Akşam yemeğinde köfte yemek istedik . Odun Pazarı’nda dikkatimizi çeken sempatik görünümlü köfteci dükkânı güzel bir yere benziyordu, ancak Ramazan nedeniyle erken kapatmış olduğunu öğrenince, karnımızı, açık bulabildiğimiz eski fakat gösterişsiz bir evde doyuruyoruz. Çok fazla seçeneğimiz yok. Benim köfte yiyememenin kızgınlığıyla iştahım kaçık, birer mantı söylüyoruz, yemekler lezzetli, hesap da makul. Öğretmenevine vardığımızda, aynı bir gece önce olduğu gibi düğün kalabalığıyla karşılaşıyoruz. Arabamızı biraz uzak bir yere park ederek, söylene söylene odamızın yolunu tutuyoruz.

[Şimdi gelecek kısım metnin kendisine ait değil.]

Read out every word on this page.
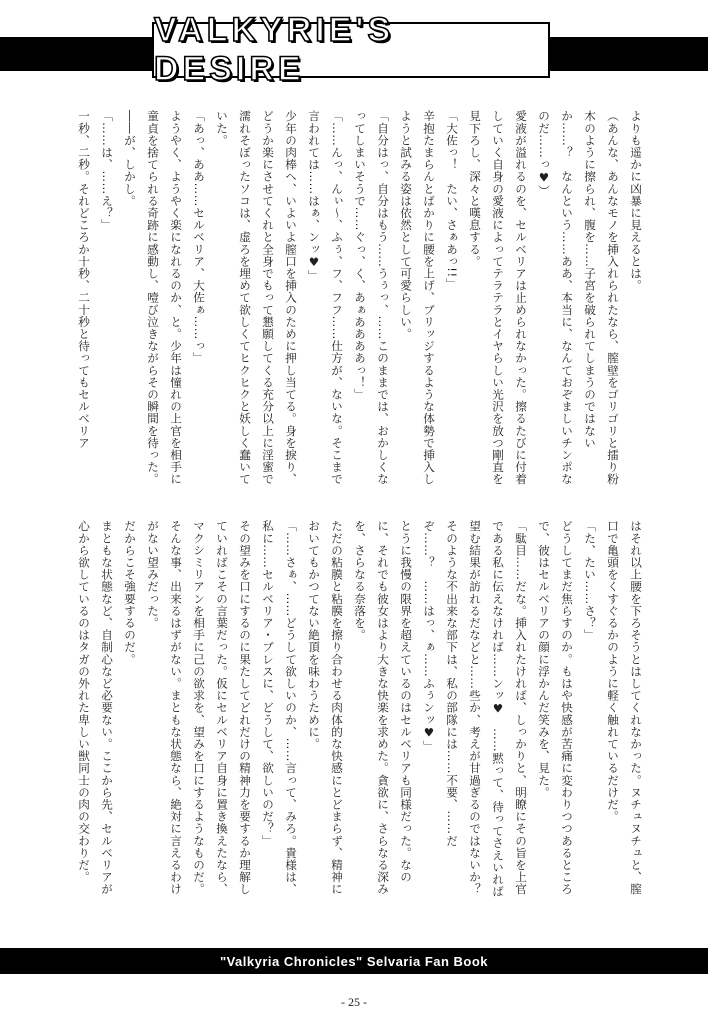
VALKYRIE'S DESIRE
よりも遥かに凶暴に見えるとは。
（あんな、あんなモノを挿入れられたなら、膣壁をゴリゴリと擂り粉木のように擦られ、腹を……子宮を破られてしまうのではないか……？　なんという……ああ、本当に、なんておぞましいチンポなのだ……っ♥）
愛液が溢れるのを、セルベリアは止められなかった。擦るたびに付着していく自身の愛液によってテラテラとイヤらしい光沢を放つ剛直を見下ろし、深々と嘆息する。
「大佐っ！　たい、さぁあっ!!」
辛抱たまらんとばかりに腰を上げ、ブリッジするような体勢で挿入しようと試みる姿は依然として可愛らしい。
「自分はっ、自分はもう……うぅっ、……このままでは、おかしくなってしまいそうで……ぐっ、く、あぁああああっ！」
「……んっ、んぃ～、ふぅ、フ、フフ……仕方が、ないな。そこまで言われては……はぁ、ンッ♥」
少年の肉棒へ、いよいよ膣口を挿入のために押し当てる。身を捩り、どうか楽にさせてくれと全身でもって懇願してくる充分以上に淫蜜で濡れそぼったソコは、虚ろを埋めて欲しくてヒクヒクと妖しく蠢いていた。
「あっ、ああ……セルベリア、大佐ぁ……っ」
ようやく、ようやく楽になれるのか、と。少年は憧れの上官を相手に童貞を捨てられる奇跡に感動し、噎び泣きながらその瞬間を待った。
――が、しかし。
「……は、……え？」
一秒、二秒。それどころか十秒、二十秒と待ってもセルベリア
はそれ以上腰を下ろそうとはしてくれなかった。ヌチュヌチュと、膣口で亀頭をくすぐるかのように軽く触れているだけだ。
「た、たい……さ？」
どうしてまだ焦らすのか。もはや快感が苦痛に変わりつつあるところで、彼はセルベリアの顔に浮かんだ笑みを、見た。
「駄目……だな。挿入れたければ、しっかりと、明瞭にその旨を上官である私に伝えなければ……ンッ♥　……黙って、待ってさえいれば望む結果が訪れるだなどと……些か、考えが甘過ぎるのではないか？　そのような不出来な部下は、私の部隊には……不要、……だぞ……？　……はっ、ぁ……ふぅンッ♥」
とうに我慢の限界を超えているのはセルベリアも同様だった。なのに、それでも彼女はより大きな快楽を求めた。貪欲に、さらなる深みを、さらなる奈落を。
ただの粘膜と粘膜を擦り合わせる肉体的な快感にとどまらず、精神においてもかつてない絶頂を味わうために。
「……さぁ、……どうして欲しいのか、……言って、みろ。貴様は、私に……セルベリア・ブレスに、どうして、欲しいのだ？」
その望みを口にするのに果たしてどれだけの精神力を要するか理解していればこその言葉だった。仮にセルベリア自身に置き換えたなら、マクシミリアンを相手に己の欲求を、望みを口にするようなものだ。そんな事、出来るはずがない。まともな状態なら、絶対に言えるわけがない望みだった。
だからこそ強要するのだ。
まともな状態など、自制心など必要ない。ここから先、セルベリアが心から欲しているのはタガの外れた卑しい獣同士の肉の交わりだ。
"Valkyria Chronicles" Selvaria Fan Book
- 25 -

Ertesi gün Eskişehir’e 80 km mesafede olan Çifteler ilçesinde Yazılıkaya’ya gidiyoruz. Yol çok da düzgün değil. Sağda solda Ayçiçeği tarlaları var. Midas anıtı tüm heybetiyle yükseliyor. Friglerin kenti. Yazılıkaya Friglerin tanrısı Ana Tanrıça Kybele’ye adanmış. Tüf üzerine oyulmuş yazıt. Burası sadece bu kayadan oluşmuyor. Ören yeri büyük bir alana yayılmış. Frigya vadisinde Kapadokya’yı anımsatan bir ören yeri. İnce uzun köprülerden geçiyoruz. Görülmesi gereken bir yer.

Burayı dolaştıktan sonra Nasreddin Hoca’nın ,Yunus Emre’nin doğum yeri olarak bilinen Sivrihisar’a doğru hareket ediyoruz. Sivrihisar yüksek ve sivri kayalara sırtını dayamış. Ünlü kral Midas’ın memleketi. Osmanlı’dan evvel bir Ermeni ve Rum şehriymiş. Öğle yemeği için seçtiğimiz pidecide damak tadımıza uygun sulu ev yemeklerini ve nefis künefeleri büyük iştahla midemize indiriyoruz. Yemek sırasında Ulu Cami’nin görülmeye değer olduğunu öğreniyoruz. Dikdörtgen planlı caminin mihrap duvarına dik 67 ahşap direk görülmeye değer. İbadet yerinin üstü düz bir çatıyla örtülü. Kuzey yönündeki giriş kapısının üzerindeki kitabeden caminin 1275 yılında yapıldığını öğreniyoruz. Oradan bir kiliseye gidiyoruz. Önceleri gübre deposu olarak kullanılan Ermeni Kilisesi Surp Yerortutyun’da restorasyon çalışmaları var. Yine de içeriye bir göz atmamıza izin veriliyor. Caminin hemen karşısındaki kunduracının yaptığı ahşap kağnı arabası çok hoşumuza gidince, oğlumuza gezinin bir anısı olarak alıyoruz. Tabeladaki “KUNDURACI” sözü geçmişlerde kalan bir seda sanki. Artık bu türlü sanatlar yok olmakta.

O sırada yanımıza gelen biri bize eski tarihi evleri gezdirebileceğini hatta kendisinin de bu evlerden birinde oturduğunu söylüyor. Hakikaten evler çok güzel. Ahşap malzemenin kullanıldığı, dış cephenin desenleriyle eski Anadolu. Evlerin içi harap. Fakat bir hayli antika var. Hatta zarif bir soba dikkatimi çekiyor. Alacak olsak adamcağız hemen satmak istiyor. Gelirini buradan sağlıyormuş. Evler alıcıları bekliyor.
Sivrihisar çıkışında Nasreddin Hoca’nın heykelini epey arıyoruz. Ana yolda kocaman bir anıt.